Il est proposé d'élaborer la loi "Sur le service diplomatique" dans une nouvelle édition. Par exemple, étant donné que dans certains pays, il est nécessaire de créer un bureau diplomatique au lieu d'une ambassade, et qu'en raison du manque de dispositions juridiques nécessaires dans la loi, il n'est pas possible de mener à bien ce processus, il est proposé d'établir qu'avec l'accord conclu avec l'État étranger, sous la direction générale de l'ambassadeur accrédité auprès de l'État étranger, un bureau diplomatique puisse fonctionner si nécessaire, qui sera créé et dissous par décision du Premier ministre, sur la base de l'accord conclu au préalable entre la République d'Arménie et l'ambassade. État étranger donné.

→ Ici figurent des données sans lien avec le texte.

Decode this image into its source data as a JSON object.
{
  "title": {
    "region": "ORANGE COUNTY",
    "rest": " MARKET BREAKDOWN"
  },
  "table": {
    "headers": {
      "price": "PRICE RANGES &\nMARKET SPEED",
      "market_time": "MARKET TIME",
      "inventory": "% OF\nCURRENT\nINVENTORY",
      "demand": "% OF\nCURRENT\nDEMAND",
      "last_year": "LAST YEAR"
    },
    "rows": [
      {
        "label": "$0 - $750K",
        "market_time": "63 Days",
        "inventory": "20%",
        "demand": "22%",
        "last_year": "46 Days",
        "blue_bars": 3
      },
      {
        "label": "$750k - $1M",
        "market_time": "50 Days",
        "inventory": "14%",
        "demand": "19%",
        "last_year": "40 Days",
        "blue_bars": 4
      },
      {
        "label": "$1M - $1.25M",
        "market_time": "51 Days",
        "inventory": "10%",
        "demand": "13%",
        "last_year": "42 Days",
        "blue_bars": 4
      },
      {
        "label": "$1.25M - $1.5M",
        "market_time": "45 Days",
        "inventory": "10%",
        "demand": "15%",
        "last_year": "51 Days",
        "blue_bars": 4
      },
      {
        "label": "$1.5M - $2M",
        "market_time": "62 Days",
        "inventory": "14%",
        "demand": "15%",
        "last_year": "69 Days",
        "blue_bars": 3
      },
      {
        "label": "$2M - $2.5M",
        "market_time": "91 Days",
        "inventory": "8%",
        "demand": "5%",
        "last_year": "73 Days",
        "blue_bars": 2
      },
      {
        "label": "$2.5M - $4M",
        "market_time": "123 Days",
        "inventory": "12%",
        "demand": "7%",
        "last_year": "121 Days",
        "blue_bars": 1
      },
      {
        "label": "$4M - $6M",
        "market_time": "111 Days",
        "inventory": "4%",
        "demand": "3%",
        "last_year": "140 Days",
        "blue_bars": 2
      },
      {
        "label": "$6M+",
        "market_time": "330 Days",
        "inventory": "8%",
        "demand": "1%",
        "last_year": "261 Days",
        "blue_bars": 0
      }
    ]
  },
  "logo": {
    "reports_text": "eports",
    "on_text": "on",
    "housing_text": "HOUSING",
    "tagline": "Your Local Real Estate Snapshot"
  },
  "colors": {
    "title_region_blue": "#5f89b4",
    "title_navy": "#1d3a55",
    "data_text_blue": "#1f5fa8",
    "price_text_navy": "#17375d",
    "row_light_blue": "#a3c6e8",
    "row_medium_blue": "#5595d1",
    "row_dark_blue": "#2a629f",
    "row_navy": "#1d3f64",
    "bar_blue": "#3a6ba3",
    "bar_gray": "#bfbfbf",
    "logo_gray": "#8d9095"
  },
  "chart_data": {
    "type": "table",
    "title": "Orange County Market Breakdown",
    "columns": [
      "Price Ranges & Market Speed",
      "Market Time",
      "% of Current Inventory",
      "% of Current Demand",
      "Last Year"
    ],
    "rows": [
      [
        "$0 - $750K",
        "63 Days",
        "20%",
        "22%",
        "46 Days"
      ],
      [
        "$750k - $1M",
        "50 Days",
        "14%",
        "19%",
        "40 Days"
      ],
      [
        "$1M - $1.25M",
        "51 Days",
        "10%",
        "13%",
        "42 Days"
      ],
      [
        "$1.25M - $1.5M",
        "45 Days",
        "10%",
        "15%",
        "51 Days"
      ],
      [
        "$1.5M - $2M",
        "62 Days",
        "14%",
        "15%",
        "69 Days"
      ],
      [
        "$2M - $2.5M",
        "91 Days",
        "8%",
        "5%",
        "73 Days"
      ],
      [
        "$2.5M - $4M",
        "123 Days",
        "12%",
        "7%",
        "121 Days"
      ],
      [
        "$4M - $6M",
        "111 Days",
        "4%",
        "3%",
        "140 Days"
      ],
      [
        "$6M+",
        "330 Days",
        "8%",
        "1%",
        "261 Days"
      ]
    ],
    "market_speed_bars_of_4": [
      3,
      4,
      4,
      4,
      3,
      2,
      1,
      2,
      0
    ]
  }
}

Les mandats des ambassadeurs et des représentants permanents (représentants diplomatiques) sont en cours de révision.
Afin d'assurer l'efficacité du travail des représentants diplomatiques, il est proposé de fixer la durée maximale du mandat de ces derniers à 5 ans.
Parallèlement, il est établi qu'en cas de nomination à un poste dans un autre État ou organisation internationale immédiatement après la fin du mandat, la somme totale de deux mandats consécutifs ne peut excéder 8 ans. Dans le même temps, les délais d'inscription des diplomates dans la réserve du personnel ont été précisés et, afin d'organiser efficacement le processus de rotation, il a été nécessaire de revoir l'obligation pour un diplomate de travailler au ministère des Affaires étrangères ou dans un organisme subordonné pendant au moins deux ans, en la fixant à dix-huit mois.
Une disposition distincte a été prise concernant les modalités de rotation du consul général en fonction de la nature du travail de ce dernier. Compte tenu du fait que le travail du consul général nécessite la nécessité de travailler pendant une période plus longue dans un pays étranger, il est recommandé que lors de la nomination au poste de consul général, la rotation au ministère des Affaires étrangères ou dans un organisme subordonné soit effectuée pendant au moins un an, puis dans le corps diplomatique de la République d'Arménie dans un pays étranger, selon le principe d'un mandat de trois ans, qui peut être prolongé pour une période maximale d'un an si nécessaire.
La disposition prévoyant le versement de 50 pour cent de l'indemnité au conjoint occupant un poste inférieur en cas de service des conjoints diplomates dans le même corps du service diplomatique, existant dans la loi actuelle, a été supprimée, car elle contredit les principes d'assurer un salaire de base proportionné aux devoirs et responsabilités des personnes occupant des postes publics et des postes de service public, ainsi qu'une rémunération adéquate pour un travail équivalent, prévu à l'article 4 de la loi « sur la rémunération des personnes occupant des postes d'État et des postes de service de l'État ».
En outre, en cas de service des conjoints diplomates dans le même corps diplomatique, l'État indemnise déjà un appartement, économisant l'indemnité pour le deuxième appartement.
Il est prévu de réorganiser l'école diplomatique en académie diplomatique, en tenant compte du large éventail de fonctions confiées à l'école. Un certain nombre d'autres changements sont également proposés.